BACKGROUND: In many countries, depressed individuals often first visit primary care settings for consultation, but a considerable number of clinically depressed patients remain unidentified. Introducing additional screening tools may facilitate the diagnostic process.
OBJECTIVE: This study aimed to examine whether experience sampling method (ESM)-based measures of depressive affect and behaviors can discriminate depressed from nondepressed individuals. In addition, the added value of actigraphy-based measures was examined.

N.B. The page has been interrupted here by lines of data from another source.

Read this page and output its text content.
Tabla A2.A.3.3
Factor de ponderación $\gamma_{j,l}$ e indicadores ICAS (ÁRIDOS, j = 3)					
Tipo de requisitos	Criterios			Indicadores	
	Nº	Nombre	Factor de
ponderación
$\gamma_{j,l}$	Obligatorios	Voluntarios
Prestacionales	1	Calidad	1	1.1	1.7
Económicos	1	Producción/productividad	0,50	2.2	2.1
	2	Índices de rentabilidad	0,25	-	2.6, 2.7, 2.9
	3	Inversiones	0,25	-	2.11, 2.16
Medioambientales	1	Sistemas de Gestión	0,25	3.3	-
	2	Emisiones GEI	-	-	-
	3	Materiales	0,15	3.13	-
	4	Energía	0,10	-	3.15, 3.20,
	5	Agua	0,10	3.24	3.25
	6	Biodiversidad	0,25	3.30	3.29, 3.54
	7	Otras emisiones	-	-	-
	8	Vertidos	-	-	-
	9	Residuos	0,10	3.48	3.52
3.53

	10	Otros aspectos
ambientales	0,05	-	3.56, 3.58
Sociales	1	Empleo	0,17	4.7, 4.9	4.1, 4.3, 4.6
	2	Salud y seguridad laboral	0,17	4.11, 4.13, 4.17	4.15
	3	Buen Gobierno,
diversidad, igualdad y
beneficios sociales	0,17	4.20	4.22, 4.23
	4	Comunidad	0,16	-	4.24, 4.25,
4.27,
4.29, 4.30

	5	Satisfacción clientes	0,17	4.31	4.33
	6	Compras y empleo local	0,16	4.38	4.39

METHODS: We used data from 2 samples to develop and validate prediction models. The development data set included 14 days of ESM and continuous actigraphy of currently depressed (n=43) and nondepressed individuals (n=82). The validation data set included 30 days of ESM and continuous actigraphy of currently depressed (n=27) and nondepressed individuals (n=27). Backward stepwise logistic regression analysis was applied to build the prediction models. Performance of the models was assessed with goodness-of-fit indices, calibration curves, and discriminative ability (area under the receiver operating characteristic curve [AUC]).
RESULTS: In the development data set, the discriminative ability was good for the actigraphy model (AUC=0.790) and excellent for both the ESM (AUC=0.991) and the combined-domains model (AUC=0.993). In the validation data set, the discriminative ability was reasonable for the actigraphy model (AUC=0.648) and excellent for both the ESM (AUC=0.891) and the combined-domains model (AUC=0.892).
CONCLUSIONS: ESM is a good diagnostic predictor and is easy to calculate, and it therefore holds promise for implementation in clinical practice. Actigraphy shows no added value to ESM as a diagnostic predictor but might still be useful when ESM use is restricted.